Yokozuna Kisenosato, right, slaps down komusubi Takakeisho during Monday’s match in Tokyo.

The Japan News Yokozuna Kisenosato, staking his career on the Autumn Grand Sumo Tournament, gave an impressive indication of just how determined he is in his mission.

Twice on the verge of defeat at the hands of komusubi Takakeisho, the injury-plagued yokozuna managed to survive the predicaments and snatch his second straight victory on Monday at Tokyo’s Ryogoku Kokugikan.

Takakeisho pushed Kisenosato back to the edge on the jump-off, then when the yokozuna resisted, stepped aside to let Kisenosato’s momentum nearly send him out at the opposite end. But Kisenosato stood his ground, and when an opening came, slapped the komusubi down.

Kisenosato had missed all or part of the last eight tournaments, including sitting out the past three entirely. His victory over No. 1 maegashira Ikioi on Sunday marked his first in 237 days.

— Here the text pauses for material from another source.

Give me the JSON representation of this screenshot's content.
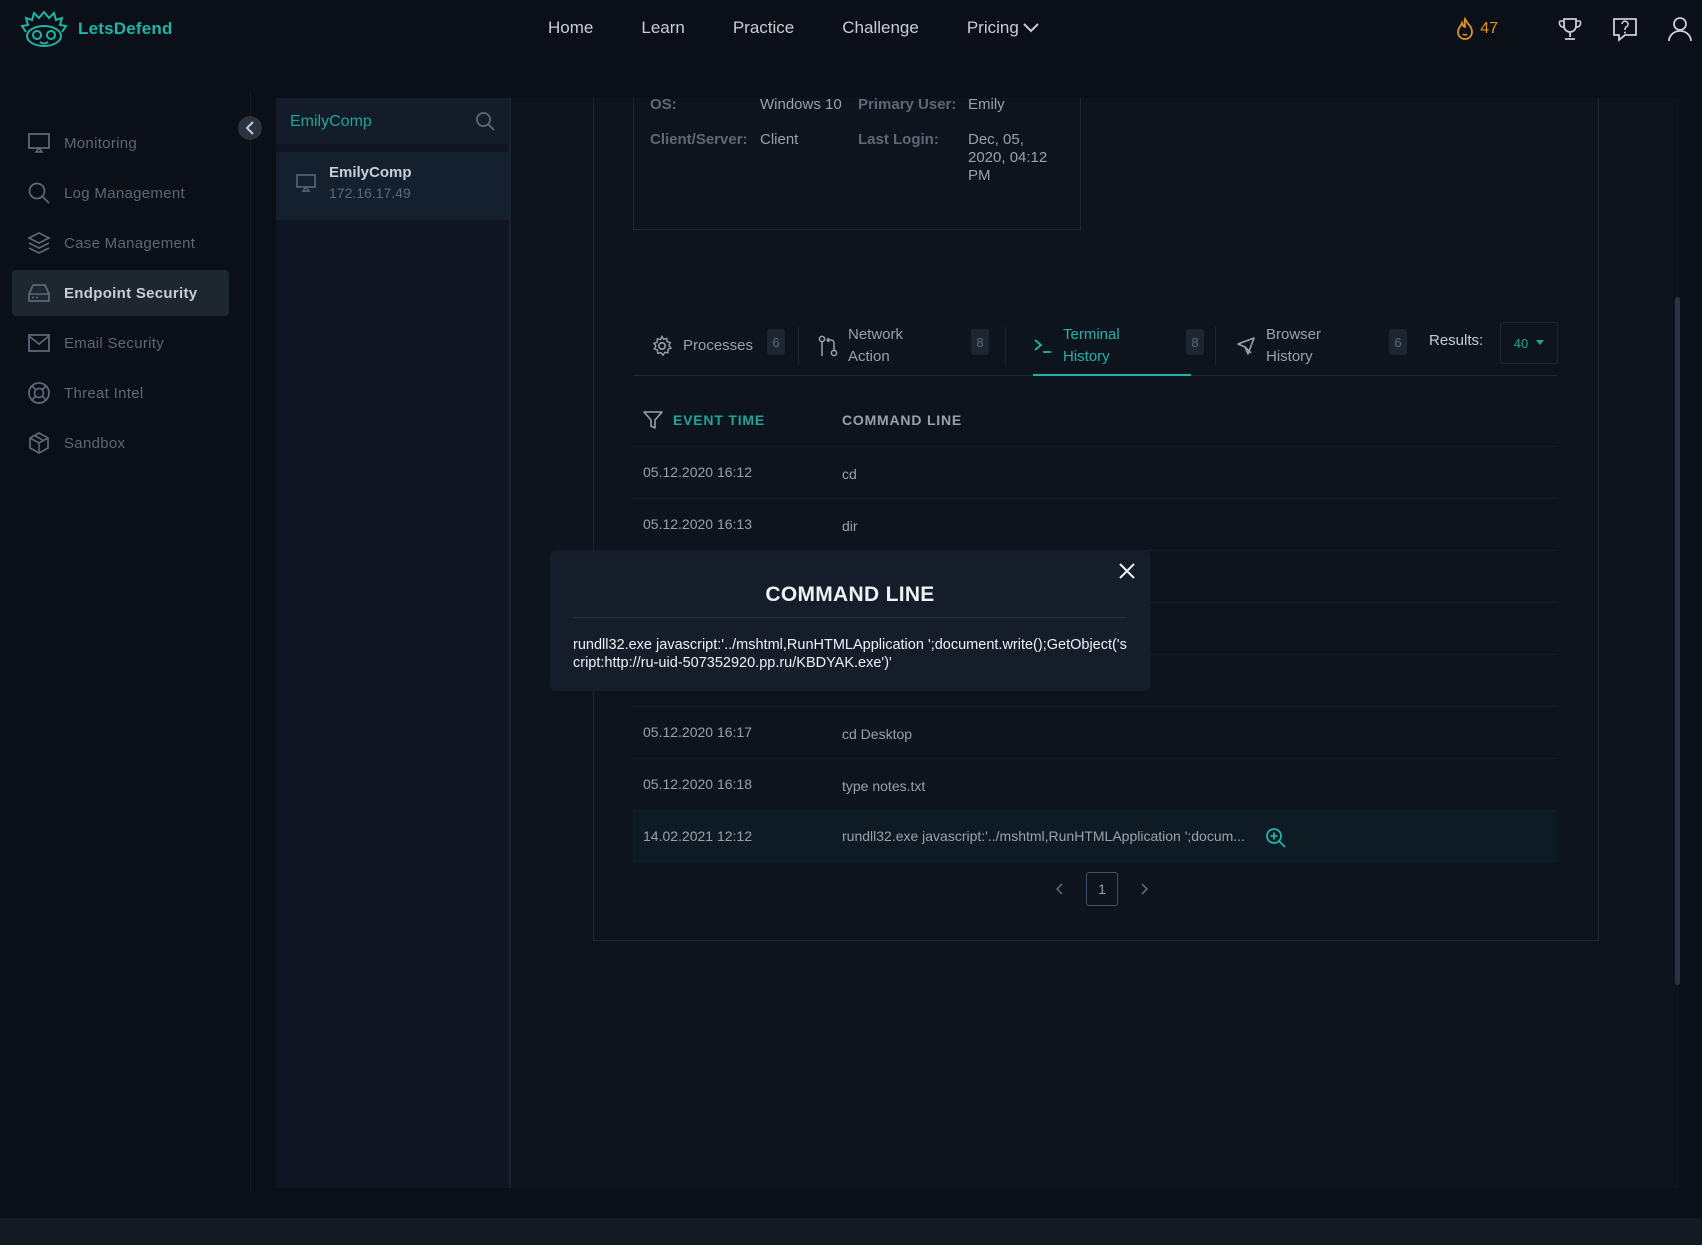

Yokozuna Hakuho, who along with fellow yokozuna Kakuryu dropped out of the previous Nagoya tournament, gained a left hand belt hold against Ikioi, then pressed on his head to force him down for his second win.

Kakuryu maintained his dominance of No. 1 maegashira Kaisei, quickly slipping behind him and easily marching him out from behind. It was Kakuryu’s 14th win in 14 career bouts with Kaisei, who defeated ozeki Goeido on Sunday.

Ozeki Tochinoshin, whose Nagoya tournament also came to a premature end due to injury, successfully worked in and secured a belt hold against No. 2 maegashira Yutakayama at the edge, then forced him over the bales to improve to 2-0.

It was a good day overall for the ozeki trio, as Goeido (1-1) and Takayasu (2-0) also came away with victories.

Sekiwake Mitakeumi, who captured the Nagoya tournament title in July in the absence of the three yokozuna and Tochinoshin, took another step forward in his bid for promotion to ozeki by notching his second victory with some slick footwork.

Sent barreling backward on the jump-off by No. 2 maegashira Chiyotairyu, Mitakeumi gained a foothold, slipped to the side and then shoved his opponent out.